Deborah Levitt is Assistant Professor of Culture and Media Studies at The New School. She is the author of The Animatic Apparatus: Animation, Vitality, and the Futures of the Image(Zero Books, 2018) and co-editor of Acting and Performance in Moving Image Culture: Bodies, Screens, and Renderings (transcript, 2012). Her current book project, Rendering Worlds, investigates how media’s new perceptual infrastructures can become vehicles for a pluralist political imaginary. 

[1] For a fascinating examination of these issues, cf.
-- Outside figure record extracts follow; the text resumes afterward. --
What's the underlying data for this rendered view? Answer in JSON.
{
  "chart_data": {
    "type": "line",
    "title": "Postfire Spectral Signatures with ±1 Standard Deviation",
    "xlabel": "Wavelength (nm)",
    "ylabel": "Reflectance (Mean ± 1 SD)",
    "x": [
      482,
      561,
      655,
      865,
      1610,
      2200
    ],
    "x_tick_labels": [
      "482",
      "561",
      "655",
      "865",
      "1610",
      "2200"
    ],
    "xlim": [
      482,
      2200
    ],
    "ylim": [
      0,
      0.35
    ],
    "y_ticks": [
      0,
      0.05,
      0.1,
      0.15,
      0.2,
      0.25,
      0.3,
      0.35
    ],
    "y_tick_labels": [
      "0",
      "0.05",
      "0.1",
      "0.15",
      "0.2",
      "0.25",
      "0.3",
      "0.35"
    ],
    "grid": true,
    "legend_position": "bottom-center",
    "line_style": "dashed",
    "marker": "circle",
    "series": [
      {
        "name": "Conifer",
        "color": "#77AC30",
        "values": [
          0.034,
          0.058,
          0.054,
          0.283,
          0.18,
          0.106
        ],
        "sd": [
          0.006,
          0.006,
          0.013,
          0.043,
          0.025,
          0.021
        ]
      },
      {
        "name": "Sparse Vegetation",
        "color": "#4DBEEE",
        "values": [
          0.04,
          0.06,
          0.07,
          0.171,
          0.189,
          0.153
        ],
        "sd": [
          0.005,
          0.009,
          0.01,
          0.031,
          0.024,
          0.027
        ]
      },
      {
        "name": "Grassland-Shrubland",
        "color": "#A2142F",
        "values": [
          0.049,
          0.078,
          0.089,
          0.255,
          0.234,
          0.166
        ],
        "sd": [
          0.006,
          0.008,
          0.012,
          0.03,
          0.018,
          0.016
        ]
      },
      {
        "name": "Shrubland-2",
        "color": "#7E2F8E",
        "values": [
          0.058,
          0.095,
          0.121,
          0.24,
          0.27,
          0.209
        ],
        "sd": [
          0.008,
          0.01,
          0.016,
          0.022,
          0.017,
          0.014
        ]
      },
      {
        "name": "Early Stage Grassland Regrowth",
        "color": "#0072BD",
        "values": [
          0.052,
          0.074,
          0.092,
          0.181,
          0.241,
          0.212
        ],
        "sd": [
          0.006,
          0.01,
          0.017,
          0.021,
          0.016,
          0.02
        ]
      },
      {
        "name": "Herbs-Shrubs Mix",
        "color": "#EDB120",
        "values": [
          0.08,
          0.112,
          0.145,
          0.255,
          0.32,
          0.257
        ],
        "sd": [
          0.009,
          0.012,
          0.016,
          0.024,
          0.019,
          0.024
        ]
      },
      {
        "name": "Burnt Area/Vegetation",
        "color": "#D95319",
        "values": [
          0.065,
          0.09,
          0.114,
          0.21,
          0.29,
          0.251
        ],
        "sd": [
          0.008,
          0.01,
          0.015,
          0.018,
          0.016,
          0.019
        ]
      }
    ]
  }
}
Elizaveta Shneyderman, “Parameterization: On Animation and Future Corporealities,” Animation Studies: The Peer-reviewed Open Access Online Journal for Animation History and Theory – ISSN 1930-1928: 14-06-2021.

[2]  This could be a long list. I recommend especially Mark Hansen, Feed-Forward: The Future of Twenty-First Century Media (University of Chicago Press, 2014), Shane Denson, Discorrelated Images (Duke University Press, 2020), and James J. Hodge, Sensations of History: Animation and New Media Art (Minnesota University Press, 2019.

[3] Deborah Levitt, The Animatic Apparatus: Animation, Vitality, and the Futures of the Image (Zero Books, 2018).

[4] Cf. Rudin, C., & Radin, J. (2019). Why Are We Using Black Box Models in AI When We Don’t Need To? A Lesson From an Explainable AI Competition. Harvard Data Science Review1(2). https://doi.org/10.1162/99608f92.5a8a3a3d, for an interesting discussion of these issues among data scientists.

[5] This has of course been an important question in the history of science. Gaston Bachelard’s concept of “phenomenotechnique” provides one of the most interesting and generative means to address it. Cf. Bachelard, The New Scientific Spirit, trans. Arthur Goldhammer (Beacon Press, 1986) and The Formation of the Scientific Mind (Clinamen Press, 2002).

[6] Vilem Flusser, Into the Universe of Technical Images, Trans. Nancy Ann Roth, Intro. Mark Poster (University of Minnesota Press, 2011), 37.